Court not a forum for conjecture: Delhi court clears deported man of Passports Act charge

A Delhi court has set aside the order of a magistrate framing charges against a man under the Passports Act for allegedly possessing a fake Malaysian visa, saying there were no allegations that he travelled to Malaysia or forged the visa in the country.
The court said that a criminal court is not a “forum for conjecture, it is a forum where guilt, even at the stage of framing of charge, must rest on a foundation of evidence disclosing a prima facie triable offence”.
Additional Sessions Judge Saurabh Partap Singh Laler was hearing the revision petition filed by Palwinder Singh against the January 29, 2026, order of a magisterial court framing charges against him under the Passports Act.
Palwinder Singh departed for Baku in Azerbaijan, via Turkey, on November 12, 2017, and on reaching Istanbul, he produced a Turkish paper e-visa along with an additional US visa affixed at page 16 of his passport.
He was deported from Turkey on the grounds that his Turkish visa was rendered invalid since the accompanying US visa was found to be fake.
A Malaysian visa sticker affixed to a page of the passport was also found “not genuine”. But his Turkish and Azerbaijani e-visas were found to be “genuine”.
Singh was then deported from Istanbul, Turkey, to IGI Airport, New Delhi, following which a case was registered against him under IPC Sections 420 (cheating), 468 (forgery for purpose of cheating) and 471 (using as genuine a forged document), besides provisions of the Passports Act.
While a magisterial court had then discharged Singh for the fake US visa due to lack of territorial jurisdiction and legal sanction, it had framed charges against him under Section 12 (offences and penalties) of the Passport Act regarding the Malaysian visa.
The magistrate said that since the fake Malaysian visa was dated October 16, 2017, before Singh departed from India on November 12, 2017, it must have been procured in India.

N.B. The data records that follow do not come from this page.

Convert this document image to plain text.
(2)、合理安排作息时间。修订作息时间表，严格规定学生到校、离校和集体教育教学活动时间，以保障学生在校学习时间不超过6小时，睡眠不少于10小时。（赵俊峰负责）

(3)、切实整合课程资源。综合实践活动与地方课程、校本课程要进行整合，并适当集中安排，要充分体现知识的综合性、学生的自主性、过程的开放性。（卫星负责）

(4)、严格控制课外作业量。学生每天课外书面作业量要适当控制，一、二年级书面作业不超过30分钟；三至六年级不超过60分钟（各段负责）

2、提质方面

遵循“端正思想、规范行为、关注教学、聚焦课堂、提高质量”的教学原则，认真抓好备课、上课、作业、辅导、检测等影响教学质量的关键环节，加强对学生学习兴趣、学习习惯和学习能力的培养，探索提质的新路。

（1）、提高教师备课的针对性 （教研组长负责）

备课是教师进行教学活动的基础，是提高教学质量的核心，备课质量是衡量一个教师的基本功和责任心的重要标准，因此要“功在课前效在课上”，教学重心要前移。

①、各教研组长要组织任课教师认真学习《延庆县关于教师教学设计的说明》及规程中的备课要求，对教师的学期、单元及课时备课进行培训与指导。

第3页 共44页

In an order dated July 2, the Judge Laler said, “The trial (magisterial) court, having rightly discharged the accused or revisionist for offences under Sections 420, 468 and 471 of the IPC, erred in framing charge under Section 12 of the Passport Act as the essential evidentiary link connecting the Malaysian visa to any act of departure from or entry into India, or to its procurement within India, is conspicuously absent from the record.”
The court said a visa sticker bearing an earlier date does not by itself establish either that it was affixed to the passport in India or that it was present on a page of the passport when he crossed Indian immigration on November 12.

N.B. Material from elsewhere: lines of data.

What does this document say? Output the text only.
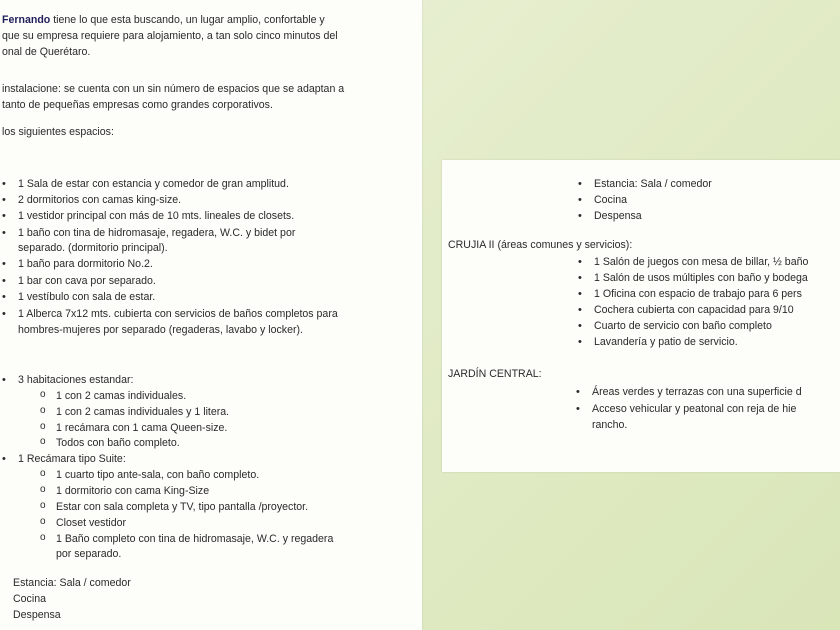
Fernando tiene lo que esta buscando, un lugar amplio, confortable y
que su empresa requiere para alojamiento, a tan solo cinco minutos del
onal de Querétaro.
instalacione: se cuenta con un sin número de espacios que se adaptan a
tanto de pequeñas empresas como grandes corporativos.
los siguientes espacios:
• 1 Sala de estar con estancia y comedor de gran amplitud.
• 2 dormitorios con camas king-size.
• 1 vestidor principal con más de 10 mts. lineales de closets.
• 1 baño con tina de hidromasaje, regadera, W.C. y bidet por
separado. (dormitorio principal).
• 1 baño para dormitorio No.2.
• 1 bar con cava por separado.
• 1 vestíbulo con sala de estar.
• 1 Alberca 7x12 mts. cubierta con servicios de baños completos para
hombres-mujeres por separado (regaderas, lavabo y locker).
• 3 habitaciones estandar:
o 1 con 2 camas individuales.
o 1 con 2 camas individuales y 1 litera.
o 1 recámara con 1 cama Queen-size.
o Todos con baño completo.
• 1 Recámara tipo Suite:
o 1 cuarto tipo ante-sala, con baño completo.
o 1 dormitorio con cama King-Size
o Estar con sala completa y TV, tipo pantalla /proyector.
o Closet vestidor
o 1 Baño completo con tina de hidromasaje, W.C. y regadera
por separado.
Estancia: Sala / comedor
Cocina
Despensa
• Estancia: Sala / comedor
• Cocina
• Despensa
CRUJIA II (áreas comunes y servicios):
• 1 Salón de juegos con mesa de billar, ½ baño
• 1 Salón de usos múltiples con baño y bodega
• 1 Oficina con espacio de trabajo para 6 pers
• Cochera cubierta con capacidad para 9/10
• Cuarto de servicio con baño completo
• Lavandería y patio de servicio.
JARDÍN CENTRAL:
• Áreas verdes y terrazas con una superficie d
• Acceso vehicular y peatonal con reja de hie
rancho.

“Such an inference could have been legitimately drawn only if there was material to show that the revisionist actually departed India carrying that visa and used it, or attempted to use it, at any point — whether in India or upon arrival in Malaysia. No such material exists on the record. Indeed, there is no allegation that the revisionist ever travelled to or attempted to travel to Malaysia at all,” the court said.
It is not the case of the prosecution that the visa was forged or fabricated within India before Singh’s departure to Azerbaijan via Turkey, it added.
The court said, “What remains, at best, is an unexplained and unaccounted-for entry in the passport, which may reflect a contravention of the general requirement of maintaining a travel document free of extraneous, invalid endorsements, but such a bare possibility, unsupported by evidence of use or origin in India, cannot be equated with the offence contemplated under Section 12 of the Passport Act.”
It said a charge cannot be framed on the strength of a document “whose provenance is wholly unestablished”, merely because its date happens to precede the date of departure.
“The requirement of Section 188 of the Code of Criminal Procedure (sanction for offences committed outside India) applies to the Malaysian visa with the same force as it applies to the US visa,” the court said, discharging Singh under the Passports Act provision.
The judge observed that the wheels of criminal justice must never be set in motion on the strength of surmise, suspicion, or the mere presence of a suspicious document, however curious its circumstances may appear at first blush.
“A criminal court is not a forum for conjecture; it is a forum where guilt, even at the stage of framing of charge, must rest on a foundation of evidence disclosing a prima facie triable offence, and not on the silent, unexplained presence of a piece of paper pasted on a page of a passport,” he said.